P. Stoica and T. Sundin (1999) Optimally Smoothed Periodogram, Signal Processing Volume 78(3), pp. 253–264,
http://doi.org/10.1016/S0165-1684(99)00066-3.

(5) One source of nonstationarity for time series is a single-time occurrence (like a change in measuring instrument,
or a war or market-crash) that causes a dislocation of a previously stationary series in a way that decays
over further time and can be modeled. A famous and seminal paper on this idea is
          Box, G. and Tiao, G. (1976), Intervention analysis with application to economic and environmental
                   problems, Jour. Amer. Statist. Assoc. vol.70, pp.70-79.

(6) Shumway and Stoffer briefly discuss the assessment of goodness of fit of stationary time series models with
the Box-Ljung-Pierce Q statistic.

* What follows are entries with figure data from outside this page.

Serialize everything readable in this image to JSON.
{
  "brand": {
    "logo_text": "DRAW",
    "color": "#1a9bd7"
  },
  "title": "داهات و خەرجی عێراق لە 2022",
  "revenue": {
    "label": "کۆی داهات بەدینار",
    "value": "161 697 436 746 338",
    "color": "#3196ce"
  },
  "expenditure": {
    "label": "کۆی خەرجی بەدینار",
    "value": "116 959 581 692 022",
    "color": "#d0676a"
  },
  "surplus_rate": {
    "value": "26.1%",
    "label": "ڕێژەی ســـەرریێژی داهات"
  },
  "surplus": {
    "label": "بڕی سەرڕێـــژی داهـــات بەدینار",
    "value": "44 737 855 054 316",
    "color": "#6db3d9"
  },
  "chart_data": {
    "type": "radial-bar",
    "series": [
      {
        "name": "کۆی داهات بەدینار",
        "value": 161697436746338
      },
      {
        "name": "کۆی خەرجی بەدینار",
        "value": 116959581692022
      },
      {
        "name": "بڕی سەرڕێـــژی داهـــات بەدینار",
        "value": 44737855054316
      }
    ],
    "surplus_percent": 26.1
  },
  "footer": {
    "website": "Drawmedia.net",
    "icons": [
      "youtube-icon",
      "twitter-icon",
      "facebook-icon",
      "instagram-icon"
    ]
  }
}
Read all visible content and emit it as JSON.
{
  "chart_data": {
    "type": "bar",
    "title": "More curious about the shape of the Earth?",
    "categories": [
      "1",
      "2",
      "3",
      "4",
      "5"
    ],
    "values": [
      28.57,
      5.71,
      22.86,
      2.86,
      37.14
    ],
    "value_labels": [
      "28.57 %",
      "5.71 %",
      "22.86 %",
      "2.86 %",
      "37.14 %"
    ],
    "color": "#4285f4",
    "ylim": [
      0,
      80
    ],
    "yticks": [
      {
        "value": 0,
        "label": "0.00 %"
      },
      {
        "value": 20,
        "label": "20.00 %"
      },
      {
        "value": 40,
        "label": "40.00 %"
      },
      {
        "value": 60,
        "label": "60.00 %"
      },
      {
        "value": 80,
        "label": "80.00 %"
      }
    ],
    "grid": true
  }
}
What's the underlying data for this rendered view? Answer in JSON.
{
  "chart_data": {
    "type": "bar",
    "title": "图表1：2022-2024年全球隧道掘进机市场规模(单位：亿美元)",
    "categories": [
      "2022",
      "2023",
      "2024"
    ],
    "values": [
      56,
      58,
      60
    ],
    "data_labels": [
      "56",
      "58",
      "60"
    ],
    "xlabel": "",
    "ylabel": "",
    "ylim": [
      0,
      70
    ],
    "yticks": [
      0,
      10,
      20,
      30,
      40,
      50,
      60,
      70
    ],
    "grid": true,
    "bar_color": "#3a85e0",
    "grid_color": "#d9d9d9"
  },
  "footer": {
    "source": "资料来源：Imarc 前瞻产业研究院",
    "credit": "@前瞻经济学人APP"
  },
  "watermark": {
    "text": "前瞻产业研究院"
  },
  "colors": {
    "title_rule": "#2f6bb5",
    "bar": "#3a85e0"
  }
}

The Box-Ljung and Pierce papers or a chapter on this topic in some other time
series book could form a very good topic for an expository term project, possibly augmented with real or
simulated-data examples.

(7) Bootstrapping of time series is somewhat different from other bootstrapping applications you may have seen.
There are parametric-bootstrapping methods (which require specififying the White-Noise error distribution, or
methods based on bootstrapping residuals from fitted models (which do not require specifying error distributions),
or nonparametric methods involving bootstrapping of blocks. There are various papers you might use, especially
one of Politis-Paparoditis cited in Shumway and Stoffer.

Additional Computing Resources. There are many publicly available datasets for practice data-analyses.
Many of them are taken from journal articles and/or textbooks and documented or interpreted. A good
place to start is Statlib. Datasets needed in the course will be either be posted to the course web-page,
or indicated by links which will be provided here.

To begin, here are a few time-series websites:
Time Series Data Library
Economic Indicators and Time Series (BLS)
What is a Time Series?

The Campus Course Evaluation Website https://www.courseEvalum.umd.edu is open through May 12 for you to submit your evaluation of this course. Please take this opportunity to evaluate me and the course during this period !

CourseEvalUM main page: https://www.CourseEvalUM.umd.edu (top button)

Important Dates

First Class: Wed., January 25, 2017

Spring Break: Mon., Mar. 20 -- Fri., Mar. 24, NO CLASS

Mon., April 10, 2017: In-class test

Last Class: Wed., May 10, 2017

Term Project Due: Fri., May 19, 2017 by 5pm.